We did not talk for 2 months. One afternoon my purse was stolen on set. Had everything i owned in it, and I wasn’t getting off til midnight. He was the only person who had a copy of my apt key. Texted him to please drop the extra key in my box. Some way or another this led to us becoming “friends” and spending Thanksgiving basically just talking at my apt (ugh) since we both are kind of orphans. I was dating someone. I had D leave so J (new guy) could come over. I felt good about everything at this point. We hang out again another week later... that’s when he makes a move and we hook up. Kinda confused at this point but basically succumb to still being in love with D and he deleted his dating apps and we decide we’re giving this another shot. A mistake. Spent Xmas and New Years together. That’s when the sex came to an end again. Then problems arise around this point. He spends months planning a bachelor party for his friend that isn’t til June when he has never planned one trip for us ever (“I am doing this bc I care about spending time with these people”)... ok.. thoughtless about plans with me again, excluding me again, won’t hang out with my friends, goes from actively talking about the future and buying a house to making statements like “I don’t know how to have a relationship/I hope to figure it out one day”, going from asking if me meeting his family will make me happy to taking it off the table, going from having sex to sleeping on opposite sides and him having an actual physical reaction when I try to touch him. We were supposed to see a therapist together next week.

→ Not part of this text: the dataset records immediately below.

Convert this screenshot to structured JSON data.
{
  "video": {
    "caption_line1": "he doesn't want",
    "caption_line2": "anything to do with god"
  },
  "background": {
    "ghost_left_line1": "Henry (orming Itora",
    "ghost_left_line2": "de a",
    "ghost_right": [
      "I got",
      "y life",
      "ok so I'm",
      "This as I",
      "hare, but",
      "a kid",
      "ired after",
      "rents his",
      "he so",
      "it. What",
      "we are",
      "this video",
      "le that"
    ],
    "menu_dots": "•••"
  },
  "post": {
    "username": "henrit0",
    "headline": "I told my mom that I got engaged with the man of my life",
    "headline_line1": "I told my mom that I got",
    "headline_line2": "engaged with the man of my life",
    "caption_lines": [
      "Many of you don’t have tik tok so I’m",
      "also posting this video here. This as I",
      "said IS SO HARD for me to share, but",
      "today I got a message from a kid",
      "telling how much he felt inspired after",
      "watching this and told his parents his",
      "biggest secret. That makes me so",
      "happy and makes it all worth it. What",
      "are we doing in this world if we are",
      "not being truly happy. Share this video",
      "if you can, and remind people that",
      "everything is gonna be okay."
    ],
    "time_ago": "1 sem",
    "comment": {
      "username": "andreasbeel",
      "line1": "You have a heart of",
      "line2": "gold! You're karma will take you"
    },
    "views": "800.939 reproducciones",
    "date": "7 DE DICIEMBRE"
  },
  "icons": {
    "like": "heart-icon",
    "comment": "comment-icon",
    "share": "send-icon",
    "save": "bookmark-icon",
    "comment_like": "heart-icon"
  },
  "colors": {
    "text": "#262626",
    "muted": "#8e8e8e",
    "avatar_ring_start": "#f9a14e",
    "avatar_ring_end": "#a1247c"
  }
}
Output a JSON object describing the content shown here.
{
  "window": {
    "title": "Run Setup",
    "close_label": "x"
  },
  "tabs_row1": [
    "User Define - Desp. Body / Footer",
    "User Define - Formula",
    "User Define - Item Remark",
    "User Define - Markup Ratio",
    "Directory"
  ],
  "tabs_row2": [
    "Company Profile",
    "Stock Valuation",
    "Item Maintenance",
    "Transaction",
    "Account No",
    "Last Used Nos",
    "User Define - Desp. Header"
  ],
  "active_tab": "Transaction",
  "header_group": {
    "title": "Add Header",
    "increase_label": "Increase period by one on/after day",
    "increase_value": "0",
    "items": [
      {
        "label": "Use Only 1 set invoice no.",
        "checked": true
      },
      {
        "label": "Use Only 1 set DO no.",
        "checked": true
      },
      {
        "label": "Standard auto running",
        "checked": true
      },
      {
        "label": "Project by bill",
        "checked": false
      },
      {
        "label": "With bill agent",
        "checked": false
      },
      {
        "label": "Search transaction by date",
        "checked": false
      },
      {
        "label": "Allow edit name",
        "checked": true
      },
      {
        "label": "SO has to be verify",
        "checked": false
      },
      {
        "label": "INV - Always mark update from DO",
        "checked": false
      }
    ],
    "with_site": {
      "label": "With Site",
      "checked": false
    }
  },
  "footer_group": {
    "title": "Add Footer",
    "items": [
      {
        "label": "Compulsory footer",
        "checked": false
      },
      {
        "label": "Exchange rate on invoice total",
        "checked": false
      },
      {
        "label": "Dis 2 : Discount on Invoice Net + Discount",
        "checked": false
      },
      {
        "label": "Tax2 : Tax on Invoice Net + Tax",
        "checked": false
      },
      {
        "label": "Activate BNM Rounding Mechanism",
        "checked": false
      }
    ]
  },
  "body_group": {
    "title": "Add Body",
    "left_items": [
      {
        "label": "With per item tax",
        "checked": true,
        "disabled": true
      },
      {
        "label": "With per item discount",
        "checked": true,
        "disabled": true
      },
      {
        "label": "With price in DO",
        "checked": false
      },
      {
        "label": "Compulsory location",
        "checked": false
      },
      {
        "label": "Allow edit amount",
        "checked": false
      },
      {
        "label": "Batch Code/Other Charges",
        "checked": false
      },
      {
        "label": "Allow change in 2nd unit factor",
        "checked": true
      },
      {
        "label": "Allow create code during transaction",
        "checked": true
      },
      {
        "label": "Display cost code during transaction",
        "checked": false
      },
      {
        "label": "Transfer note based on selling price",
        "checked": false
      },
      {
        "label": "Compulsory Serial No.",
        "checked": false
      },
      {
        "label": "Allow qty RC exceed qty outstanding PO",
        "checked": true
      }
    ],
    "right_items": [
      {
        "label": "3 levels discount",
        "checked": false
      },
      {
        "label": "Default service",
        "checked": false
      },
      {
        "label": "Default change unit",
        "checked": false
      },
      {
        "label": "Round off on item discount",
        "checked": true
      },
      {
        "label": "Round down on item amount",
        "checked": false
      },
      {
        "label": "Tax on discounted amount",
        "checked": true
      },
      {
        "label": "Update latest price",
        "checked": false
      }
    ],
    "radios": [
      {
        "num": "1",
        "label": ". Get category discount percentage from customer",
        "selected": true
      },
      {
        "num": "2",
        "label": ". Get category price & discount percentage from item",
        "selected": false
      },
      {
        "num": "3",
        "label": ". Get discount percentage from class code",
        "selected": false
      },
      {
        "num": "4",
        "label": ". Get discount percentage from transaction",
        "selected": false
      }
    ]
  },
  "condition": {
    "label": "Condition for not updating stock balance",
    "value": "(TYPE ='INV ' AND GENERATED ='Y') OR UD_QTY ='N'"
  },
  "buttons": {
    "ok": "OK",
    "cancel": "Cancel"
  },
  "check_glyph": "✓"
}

So the last thing was this past Monday- after not having sex for a month now, I tried to initiate in the morning.. it started going somewhere but then he basically leaped out of bed hurriedly put pants on while saying he had to go to work (it was 2 hrs before he had to leave) and that his mouth was dry and ran into his living room, heard him put on a podcast and get in the shower. The shower drags on so I could tell he was avoiding me so I left. Neither of us have texted since.
The more I reflect on it I know how hopeless it is, at least now, like, but pretty much ever. He is so self involved, it is all about preserving his own feelings and ego, everything. And every time we fight I have to be the one to repair. The only one doing any work. Also, initiating sex isn’t easy for me at all. I felt vulnerable. He shut me down and then on top of it can’t even reach out to text me. Anyway, I don’t know what to do about this therapist appointment... if I should bother telling him I’m canceling it, and why. The only thing that makes me think is that he was molested as a child so maybe this is my fault because i was traumatizing him... but this is just a small part of the myriad of issues that keep us from having anything close to stable and I’m so sick of being the one to reach out. So, that’s where I’m at. I’m an idiot.
By the way, spent some time wondering if he is a covert narcissist. But there are a few things that don’t fit that description. For example, zero controlling behavior, no jealousy, trusts me, doesnt cut me down/compliments me, doesn’t blame me (will actively say it is all his fault and that he wishes he wasn’t like this), open about poor self esteem and his shyness/near autistic social anxiety.
Narc traits he has: very very selfish, egotistical, v concerned about image, workaholic, v concerned with rising to top of workplace, exhibits narc rage, does “personality mirroring”, lies, “fake empathy”.